On May 28, 2019, Callaway Golf Company (the “Company”) reported that it is currently engaged in discussions, through its Japanese subsidiary Callaway Golf K.K. (“CGKK”), to acquire from TSI Groove & Sports Co. Ltd. (“TSI”) the remaining stake in Callaway Apparel K.K. (“CAKK”), the Company’s apparel joint venture in Japan between CGKK and TSI. Currently, CGKK owns 52% of CAKK and TSI owns the remaining 48%.
These discussions may or may not lead to any transaction, and the Company does not intend to comment further on market speculation or disclose any developments unless and until it otherwise deems further disclosure is appropriate or required. Additionally, there can be no assurance that an agreement providing for a transaction will be reached, or if an agreement is reached, that a transaction will be completed.
The information furnished under this Item 7.01 shall not be deemed to be “filed” for the purposes of Section 18 of the Securities Exchange Act of 1934, as amended, or otherwise subject to the liabilities of that section, nor shall it be deemed incorporated by reference in any registration statement or other filing under the Securities Act of 1933, as amended, except as shall be expressly set forth by specific reference in such filing.

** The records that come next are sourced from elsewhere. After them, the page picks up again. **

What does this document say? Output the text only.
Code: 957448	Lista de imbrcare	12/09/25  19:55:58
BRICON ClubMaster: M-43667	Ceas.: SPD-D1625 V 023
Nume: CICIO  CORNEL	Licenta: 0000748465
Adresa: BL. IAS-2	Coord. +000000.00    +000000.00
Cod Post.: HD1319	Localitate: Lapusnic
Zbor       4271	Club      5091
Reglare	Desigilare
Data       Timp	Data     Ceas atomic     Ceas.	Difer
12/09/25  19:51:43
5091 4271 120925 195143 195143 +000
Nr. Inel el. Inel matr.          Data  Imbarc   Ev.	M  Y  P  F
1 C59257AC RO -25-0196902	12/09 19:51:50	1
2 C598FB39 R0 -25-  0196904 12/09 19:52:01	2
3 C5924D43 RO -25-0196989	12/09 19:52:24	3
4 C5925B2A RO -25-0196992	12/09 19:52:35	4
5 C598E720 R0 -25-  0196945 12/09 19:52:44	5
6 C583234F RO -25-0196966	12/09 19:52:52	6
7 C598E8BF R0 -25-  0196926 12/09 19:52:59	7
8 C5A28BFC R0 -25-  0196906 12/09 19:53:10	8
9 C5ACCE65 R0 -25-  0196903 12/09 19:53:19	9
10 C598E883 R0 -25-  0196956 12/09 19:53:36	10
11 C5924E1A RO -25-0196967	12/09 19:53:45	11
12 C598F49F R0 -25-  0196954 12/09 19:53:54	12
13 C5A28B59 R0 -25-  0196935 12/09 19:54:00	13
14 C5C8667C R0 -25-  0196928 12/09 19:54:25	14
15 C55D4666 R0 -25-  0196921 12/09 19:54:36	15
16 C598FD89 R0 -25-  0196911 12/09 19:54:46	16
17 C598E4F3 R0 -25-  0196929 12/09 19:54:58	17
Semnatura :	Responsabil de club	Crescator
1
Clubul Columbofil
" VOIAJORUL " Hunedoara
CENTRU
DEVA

Forward-Looking Statements
Statements contained herein that relate to future plans, events or prospects, including statements relating to the Company’s discussions with TSI with regard to the potential acquisition of the remaining stake in CAKK, are forward-looking statements as defined under the Private Securities Litigation Reform Act of 1995. These statements are based upon current information and expectations. Accurately estimating the forward-looking statements is based upon various risks and unknowns, including the risk that the parties may not reach agreement on a transaction on any particular timeframe, or at all, and that if an agreement is reached, a transaction may not be completed; and other risks as may be detailed from time to time in the Company’s filings with the Securities and Exchange Commission. Actual results may differ materially from those estimated or anticipated as a result of these risks and unknowns or other risks and uncertainties. For additional information concerning these and other risks and uncertainties that could affect these statements and the Company’s business, see the Company’s Annual Report on Form10-K for the year ended December 31, 2018 as well as other risks and uncertainties detailed from time to time in the Company’s reports on Forms10-K,10-Q and8-K subsequently filed with the Securities and Exchange Commission. Readers are cautioned not to place undue reliance on these forward-looking statements, which speak only as of the date hereof. The Company undertakes no obligation to republish revised forward-looking statements to reflect events or circumstances after the date hereof or to reflect the occurrence of unanticipated events.